Die Eroberung von Neisse erfolgte indeß für jetzt nicht. Die. Festung hielt das Bombardement aus und ein Sturm war durch die umsichtigen Anstalten des Kommandanten unmöglich gemacht. Die Werke waren in guten Stand gesetzt, die Vorstädte mit all ihren schönen Gebäuden und Gärten abgebrannt, die gefrornen Gräben wurden alle Morgen aufgeeiset und die Wälle mit Wasser begossen, welches Letztere augenblicklich die Gestalt einer unersteiglichen gläsernen Mauer annahm. Da die Jahreszeit eine förmliche Belagerung unmöglich machte, auch die preußischen Truppen durch die anstrengenden Wintermärsche erschöpft waren, so mußte Friedrich diese Unternehmung aufgeben.
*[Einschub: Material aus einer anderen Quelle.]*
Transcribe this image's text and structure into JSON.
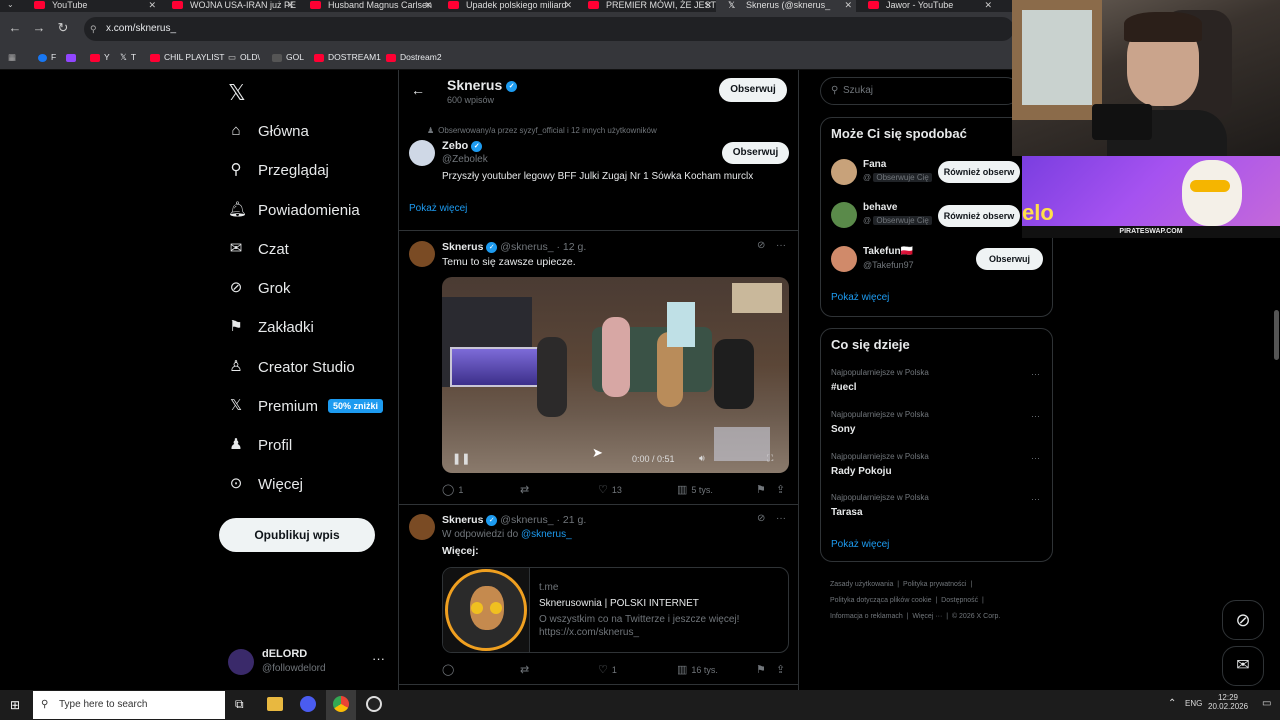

Gleichzeitig aber waren die übrigen Theile seines Heeres durch ganz Oberschlesien, bis Jablunka an der ungarischen Grenze, vorgedrungen. Die österreichischen Truppen, die spät zur Vertheidigung des Landes erschienen waren, hatten sich, zu schwach zum Widerstande, nach Mähren zurückgezogen, und die Preußen konnten nun eine kurze Erholung in den Winterquartieren suchen. Am 26. Januar war Friedrich bereits nach Berlin zurückgekehrt.